|VISTAs Jacob and Sarah work at community agencies in Chapel Hill.|
The Jackson Center grew out of oral history projects started in 2005 by UNC Communications Professor Della Pollack in the historically African-American Northside neighborhood. Today, the Center is an independent 501c3 "public history and community development center" that works to preserve affordable housing and family-owned housing in the neighborhood, empower residents and youth, and build community among traditional residents and resident students.
Working closely with the historic St. Joseph C.M.E. church next door, Jackson Center staff and volunteers support a variety of projects and partnerships that improve the quality of life in the neighborhood, including the Heavenly Groceries food pantry, which serves residents in need 5 days a week, and A Brush with Kindness, a partnership with Habitat for Humanity that provides exterior improvements to local homes. The Center also distributes a monthly neighborhood newsletter, organizes community events, and continues to collect and share local history through projects like Fusion Youth Radio.
|Jacob in the festive office of the Jackson Center|
Just down Franklin Street at the center of downtown, the Community Empowerment Fund (CEF) provides savings opportunities, small loans, workforce development, and relational support to unemployed and underemployed individuals. CEF began on campus as a project of UNC's Campus Y. Today, the student-run organization is a 501c3 non-profit that recruits, trains, and coordinates about 150 undergrad and graduate student volunteer "advocates" who work every week as "case managers" for the organization's 400 or so member clients.

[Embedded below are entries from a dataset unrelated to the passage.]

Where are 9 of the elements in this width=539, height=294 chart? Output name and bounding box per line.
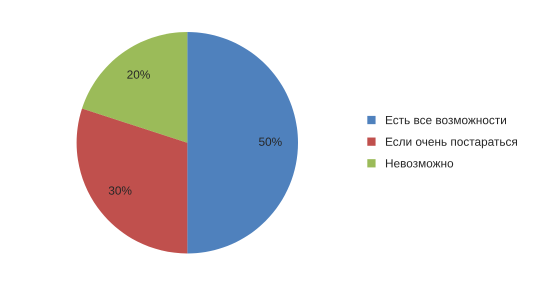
pie-slice (76, 108, 188, 254)
pie-slice (82, 32, 188, 143)
data-label: 50% (258, 138, 282, 146)
legend-label: Невозможно (386, 159, 454, 168)
pie-slice (187, 32, 298, 254)
legend-label: Если очень постараться (386, 138, 517, 148)
data-label: 20% (127, 70, 150, 79)
legend-label: Есть все возможности (386, 116, 506, 124)
data-label: 30% (108, 186, 132, 195)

|VISTA Sarah and Supervisor Maggie West.|
One of the benefits of pairing student volunteers with members is that they learn to navigate complex social service networks and financial issues together. Though the students have some training, they are learning alongside members about how to access services, seek job-training, and develop financial stability. In this sense, advocates and members are very much partners, rather than "provider" and "client."
CEF co-founder and director Maggie West told us she wishes social service organizations in the area had the money and staff to meet the need with professional case management, but local agencies are in fact cutting back rather than expanding. In such an environment, the student advocates can make a difference for people who otherwise wouldn't get the kind of individualized attention and regular check-ins CEF provides.
Building capacity to build relationships that strengthen communities. That's VISTA impact!